County Attorney Paul Watkins had told commissioners earlier this month his office is short not one, but two attorneys, which has put a large burden on him and his first assistant David Smith to keep up with the caseload. He has tried to fill the vacancies, but his office is “not having any response at all at the current salary levels for our third attorney.”

“We've had one application filed and one telephone call, and the conversation ends when I tell them what the maximum level salary is,” Watkins said. “As best I can tell, minimum salaries (for assistant attorneys) are somewhere in the $85,000 range and many of them are into the 90s for their starting lawyers.

“Probably what is causing the problem here is the big cities are having a hard time getting ahold of attorneys, so they've all raised their salaries. San Antonio is almost over $100,000 for entry level attorneys. I can't compete with that.”

Watkins said while his office really needs to have four attorneys, including himself, handling cases, it is imperative that they get a third person in the office as soon as possible.

“We can't work without the third; we cannot get the job done,” he said. “So I'm asking for a $10,000 addition to that salary so that I can put it out that it's $85,000 and hopefully get somebody to come in.

“The other option is to start prioritizing what cases we're going to do and neither David nor I want to do that — that's not what we are supposed to do. But, as you well know, you can't get four people's work out of two.”

Watkins said he is “not even sure that $85,000 is going to be sufficient, but I don't want to come in and ask for something that actually puts them in competition with my first assistant.” Smith is making $92,000 and there is some leeway in the budget that would allow Watkins to raise his salary to as much as $95,000 if necessary.
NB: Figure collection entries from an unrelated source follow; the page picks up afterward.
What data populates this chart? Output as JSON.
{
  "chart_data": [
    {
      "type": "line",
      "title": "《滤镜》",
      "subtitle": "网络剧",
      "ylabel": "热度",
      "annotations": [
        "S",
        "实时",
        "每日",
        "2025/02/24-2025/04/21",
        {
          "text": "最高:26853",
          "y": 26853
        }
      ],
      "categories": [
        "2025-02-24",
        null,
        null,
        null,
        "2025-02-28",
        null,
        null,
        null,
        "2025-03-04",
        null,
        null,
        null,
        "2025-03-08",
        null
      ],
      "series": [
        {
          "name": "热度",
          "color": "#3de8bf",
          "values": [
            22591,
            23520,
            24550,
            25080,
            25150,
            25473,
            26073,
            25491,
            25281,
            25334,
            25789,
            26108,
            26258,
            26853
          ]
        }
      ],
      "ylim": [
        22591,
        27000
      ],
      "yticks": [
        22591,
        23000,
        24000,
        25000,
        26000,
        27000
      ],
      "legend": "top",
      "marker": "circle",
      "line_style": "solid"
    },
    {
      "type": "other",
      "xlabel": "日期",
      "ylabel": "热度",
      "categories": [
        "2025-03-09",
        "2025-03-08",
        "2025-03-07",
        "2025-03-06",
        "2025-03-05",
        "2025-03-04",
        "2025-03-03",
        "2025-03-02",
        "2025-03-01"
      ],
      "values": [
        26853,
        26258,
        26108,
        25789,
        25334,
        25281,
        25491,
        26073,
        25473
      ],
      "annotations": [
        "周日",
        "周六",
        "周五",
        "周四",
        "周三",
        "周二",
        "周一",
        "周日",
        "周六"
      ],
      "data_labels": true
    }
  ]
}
Watkins said his former second assistant attorney, Jessica Rabena, left Gonzales County a month ago for Hays County because they were offering her an additional $20,000 to $25,000 above the $74,000 she was making in Gonzales County and he didn’t blame her for wanting to make a bigger salary.

“We've tried everything that we can think of to find candidates and the only thing I can do is ask you to fund (the position) at a level that gives me at least a chance to hire somebody to come to work for us,” 

Watkins said he has advertised the second assistant position on the Texas District and County Attorneys Association website as he has in the past, but “we didn’t get anybody from that website and that’s where we’ve always gotten our candidates.”

“We put it on the bulletin boards on that internet for every single law school in Texas,” Watkins added. “That was done three weeks ago and we have not had a single application yet.”

Watkins added that in the next budget cycle, he’ll have to do something about Smith’s salary because “he's already had offers making a lot more than we're paying him.’
“I think some of it is a loyalty issue and some of it is he likes working here. It's a lot slower than working in a big city. He's done that before, but he's still at the very low end for first assistants.”